CRONON AG is a European registrar of ccTLDs and gTLDs. Our contracts
with registrants are governed by German law.

We are specifically concerned by proposed section 6.3. of the RAA,
granting ICANN board the unilateral right to amend the contract as it
sees fit. Not only does it seem unfair to include a provision giving one
party the opportunity to approve amendments unilaterally, it is also a
section that wouldn't be recognized by German courts.

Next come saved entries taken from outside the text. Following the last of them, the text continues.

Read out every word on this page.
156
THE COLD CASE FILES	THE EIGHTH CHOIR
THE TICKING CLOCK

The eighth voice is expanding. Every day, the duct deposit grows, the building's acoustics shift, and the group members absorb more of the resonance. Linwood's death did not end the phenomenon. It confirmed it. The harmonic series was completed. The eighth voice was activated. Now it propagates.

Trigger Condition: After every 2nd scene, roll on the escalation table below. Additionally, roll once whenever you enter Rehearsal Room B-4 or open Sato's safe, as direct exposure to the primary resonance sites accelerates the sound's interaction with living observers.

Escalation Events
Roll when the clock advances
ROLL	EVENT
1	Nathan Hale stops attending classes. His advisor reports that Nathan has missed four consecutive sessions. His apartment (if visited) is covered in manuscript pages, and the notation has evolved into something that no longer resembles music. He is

Moreover, registrars are already required to include the provisions in
existing section 3.7.7 in their contracts with registrants. Proposed
section 6.3. would allow ICANN to change these provisions in
registrants' contracts with us.

German law does not allow to require registrants to enter into
provisions which can be changed by the declaration of one party only. A
section stating that provisions are still binding after they have been
changed unilaterally would have no legal effect and would not be
recognized by German courts. Thus under German law registrants can only
be required to accept the provisions active at the time they enter the
contract.

It seems proposed section 6.3 is unacceptable not only to registrars
but to other stakeholders as well. It has also been massively criticized
when included in the revised new gTLD Registry Agreement commented in
February. We urge ICANN to remove this section.

Concerning the proposed data retention specification, we advise that
German data protection laws ban or severely restrict the maintaining of
payment data, log files and IP addresses under various circumstances.
Obviously, CRONON AG would respect applicable data protection laws ahead
of any obligations which might find their way into the final RAA version.

To conclude, a remark on form:

Like many of our registrar colleagues we've been closely following the
RAA negotiations and were very disappointed by the way ICANN staff
handled the final part. We are thus writing in strong support of the
registrar negotiating team and its statement from March 8th.

Basically, it seems that after getting Registrar agreement through
honest negotiations on many items that are nonetheless challenging to
many of us (mostly some of the LEA demands), ICANN staff saved their own
worst demands for the end and then ran away from the negotiating table.
We don't consider this behaviour "negotiating in good faith".